President Biden pleaded with Democrats this morning to embrace a $1.85 trillion reconciliation package that would include universal preschool for six million kids, subsidies for child care, and $555 billion for programs to move Americans to electric vehicles and entice utility companies away from gas and coal. The details of plan are still being released, and this is a developing story.


Quick hits.

  1. The U.S. economy slowed to a 2% growth rate last quarter, well below the 2.6% predicted by economists. (The numbers)
  2. Democrats dropped a paid family and sick leave proposal from their reconciliation bill in order to reduce its overall cost. (The decision)
  3. Iran said it will return to talks on a nuclear deal in Vienna next month. (The negotiations)
  4. The U.S. issued its first-ever passport with 'X' gender designation for people who don't identify as male or female. (The passport)
  5. A judge rejected a request from New York City police officers to stop a vaccine mandate for cops. (The ruling)

Today's topic.

The billionaire tax. Earlier this week, Democrats released a new proposal that they said will help them pay for their infrastructure and reconciliation bills: A billionaire income tax (BIT). The legislation was drafted by Senate Finance Committee Chairman Ron Wyden (D-OR), who said the new bill would impact about 700 billionaires who earn "over $100 million in annual income for three consecutive years or who have more than $1 billion in assets," according to CNBC. Wyden says the changes would raise hundreds of billions of dollars in new revenue.

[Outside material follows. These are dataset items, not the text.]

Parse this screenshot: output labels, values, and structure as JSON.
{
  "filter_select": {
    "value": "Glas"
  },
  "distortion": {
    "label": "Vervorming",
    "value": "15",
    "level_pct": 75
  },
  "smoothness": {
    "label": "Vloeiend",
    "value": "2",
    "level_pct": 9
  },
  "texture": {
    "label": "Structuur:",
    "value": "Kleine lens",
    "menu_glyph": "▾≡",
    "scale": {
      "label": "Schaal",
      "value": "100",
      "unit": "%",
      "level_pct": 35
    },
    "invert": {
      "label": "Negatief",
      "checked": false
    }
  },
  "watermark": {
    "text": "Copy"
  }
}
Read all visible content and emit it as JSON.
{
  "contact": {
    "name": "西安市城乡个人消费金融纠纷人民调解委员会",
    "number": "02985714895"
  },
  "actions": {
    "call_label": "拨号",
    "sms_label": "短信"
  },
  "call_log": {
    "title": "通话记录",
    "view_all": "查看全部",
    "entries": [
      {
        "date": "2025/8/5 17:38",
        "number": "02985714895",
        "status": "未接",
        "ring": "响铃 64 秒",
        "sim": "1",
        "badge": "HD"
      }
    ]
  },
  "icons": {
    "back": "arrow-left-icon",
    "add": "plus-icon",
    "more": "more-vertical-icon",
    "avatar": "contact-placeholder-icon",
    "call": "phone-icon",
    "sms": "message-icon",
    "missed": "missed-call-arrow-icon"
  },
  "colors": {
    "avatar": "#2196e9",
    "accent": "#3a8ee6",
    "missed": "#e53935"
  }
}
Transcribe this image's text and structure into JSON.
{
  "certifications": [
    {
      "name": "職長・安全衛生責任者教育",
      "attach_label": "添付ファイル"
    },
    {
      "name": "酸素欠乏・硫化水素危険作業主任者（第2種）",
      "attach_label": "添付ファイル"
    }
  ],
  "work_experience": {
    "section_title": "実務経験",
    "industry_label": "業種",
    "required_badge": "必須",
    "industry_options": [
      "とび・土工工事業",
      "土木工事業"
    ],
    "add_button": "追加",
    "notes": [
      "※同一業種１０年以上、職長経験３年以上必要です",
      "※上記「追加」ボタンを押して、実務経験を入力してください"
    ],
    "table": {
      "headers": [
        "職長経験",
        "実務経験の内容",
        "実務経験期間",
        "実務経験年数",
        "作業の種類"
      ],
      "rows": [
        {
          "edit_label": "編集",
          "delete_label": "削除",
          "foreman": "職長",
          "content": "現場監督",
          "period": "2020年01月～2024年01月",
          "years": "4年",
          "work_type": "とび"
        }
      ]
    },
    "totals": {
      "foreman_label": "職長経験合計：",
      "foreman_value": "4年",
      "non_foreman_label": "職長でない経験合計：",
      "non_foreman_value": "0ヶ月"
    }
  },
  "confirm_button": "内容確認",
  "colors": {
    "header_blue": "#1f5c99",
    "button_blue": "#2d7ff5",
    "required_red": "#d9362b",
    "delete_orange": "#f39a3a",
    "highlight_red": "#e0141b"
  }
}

How it would work: Right now, investors pay capital gains taxes when they sell an investment and realize a gain. Many investors avoid this tax by holding onto investments until they die and then passing those investments onto their heirs without ever paying capital gains taxes. While holding onto the investment, they can borrow money against their investment portfolio without selling anything off — the low-interest loans they take out can't be taxed and aren't reported as income.

Wyden tries to address this tax disparity by eliminating these loopholes and making billionaires pay taxes on the gains or take a deduction for a loss for the tradable assets they're holding on to, whether they sell them or not.

Via CNBC:

It would not apply to assets like real estate or a business interest, which would be taxed as capital gains when they are sold or transferred to someone else, or when the owner dies. Owners would also be charged interest. That could mean some very large tax bills for a few households. In a simple example, if an impacted taxpayer had $1 billion in tradable assets that grew to $2 billion over the course of one year, they would pay $238 million in taxes at the 20% top capital gains rate plus the 3.8% net investment income tax.

Will it happen? We'll see. Wyden's plan is already facing stiff opposition not just from Republicans, but even from Democrats in the House — including his counterpart, Ways and Means Committee Chairman Richard Neal, who said it might be too complex to institute. There are also questions about whether it's legal, given that the Constitution calls for apportioning direct taxes among states (the 16th amendment introduced an exception that allowed federal income taxes without apportionment). Opponents argue that unrealized capital gains are not income and can't be taxed. It's further complicated by the fact there are no known billionaires in some states, which means apportioning the revenue would be impossible.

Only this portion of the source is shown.